Ganz genau – der Ausgangspunkt und die emotionale Bindung an die Markengeschichte unterscheiden sich zwischen diesen beiden Gruppen erheblich. Neue Mitarbeiter befinden sich in einer aktiven Phase der Sinnfindung und nehmen die Markengeschichte schnell auf, wenn sie von Kollegen konsequent vorgelebt und vom ersten Tag an in die Einarbeitungserfahrungen eingebettet wird. Langjährige Mitarbeiter hingegen haben im Laufe der Zeit möglicherweise ihre eigene Version der Markengeschichte entwickelt, die mit der aktuellen Erzählung übereinstimmen kann – oder auch nicht. Bei dieser Gruppe sind Maßnahmen zur erneuten Verinnerlichung am erfolgreichsten, wenn sie das vorhandene Wissen anerkennen und die Mitarbeiter dazu einladen, die Geschichte wieder mit ihren persönlichen Erfahrungen zu verknüpfen, anstatt sie als unbeschriebene Blätter zu behandeln.

Welche Rolle spielen Führungskräfte der mittleren Ebene bei der Verinnerlichung der Markengeschichte, und wie können sie besser dafür gerüstet werden?

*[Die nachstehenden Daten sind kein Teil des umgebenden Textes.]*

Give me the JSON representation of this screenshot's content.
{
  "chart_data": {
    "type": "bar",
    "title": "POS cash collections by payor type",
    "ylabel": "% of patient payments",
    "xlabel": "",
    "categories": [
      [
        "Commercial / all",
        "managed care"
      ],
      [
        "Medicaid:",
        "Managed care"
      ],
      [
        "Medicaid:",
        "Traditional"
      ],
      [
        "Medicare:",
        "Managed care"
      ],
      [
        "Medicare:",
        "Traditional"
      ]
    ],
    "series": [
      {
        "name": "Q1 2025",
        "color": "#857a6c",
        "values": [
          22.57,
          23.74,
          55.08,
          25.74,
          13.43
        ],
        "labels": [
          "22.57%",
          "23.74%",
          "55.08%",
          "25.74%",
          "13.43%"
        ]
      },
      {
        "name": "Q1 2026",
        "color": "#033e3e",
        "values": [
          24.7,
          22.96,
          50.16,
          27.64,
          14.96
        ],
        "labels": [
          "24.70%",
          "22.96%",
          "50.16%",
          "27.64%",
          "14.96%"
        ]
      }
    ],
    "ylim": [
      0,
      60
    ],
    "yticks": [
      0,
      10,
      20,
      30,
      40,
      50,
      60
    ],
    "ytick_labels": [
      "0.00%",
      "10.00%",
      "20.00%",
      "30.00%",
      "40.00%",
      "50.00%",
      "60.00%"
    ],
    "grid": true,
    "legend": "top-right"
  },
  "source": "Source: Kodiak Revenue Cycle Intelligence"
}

Führungskräfte der mittleren Ebene sind wohl der entscheidende – und am wenigsten genutzte – Hebel bei der Verinnerlichung der Markengeschichte, da sie die wichtigste Schnittstelle zwischen der Unternehmenserzählung und der täglichen Realität im Team darstellen. Mitarbeiter verinnerlichen eine Markengeschichte weitaus eher, wenn sie diese konsequent von ihrem direkten Vorgesetzten hören, als wenn sie ausschließlich von der obersten Führungsebene vermittelt wird. Führungskräfte zu befähigen bedeutet, über vorgefertigte Gesprächspunkte hinauszugehen: Sie benötigen ein echtes Verständnis der Markengeschichte, das Selbstvertrauen, offene Gespräche darüber zu führen, sowie praktische Werkzeuge wie Diskussionsrahmen und Storytelling-Fähigkeiten, die es ihnen ermöglichen, die Geschichte mit ihrer eigenen authentischen Stimme zum Leben zu erwecken.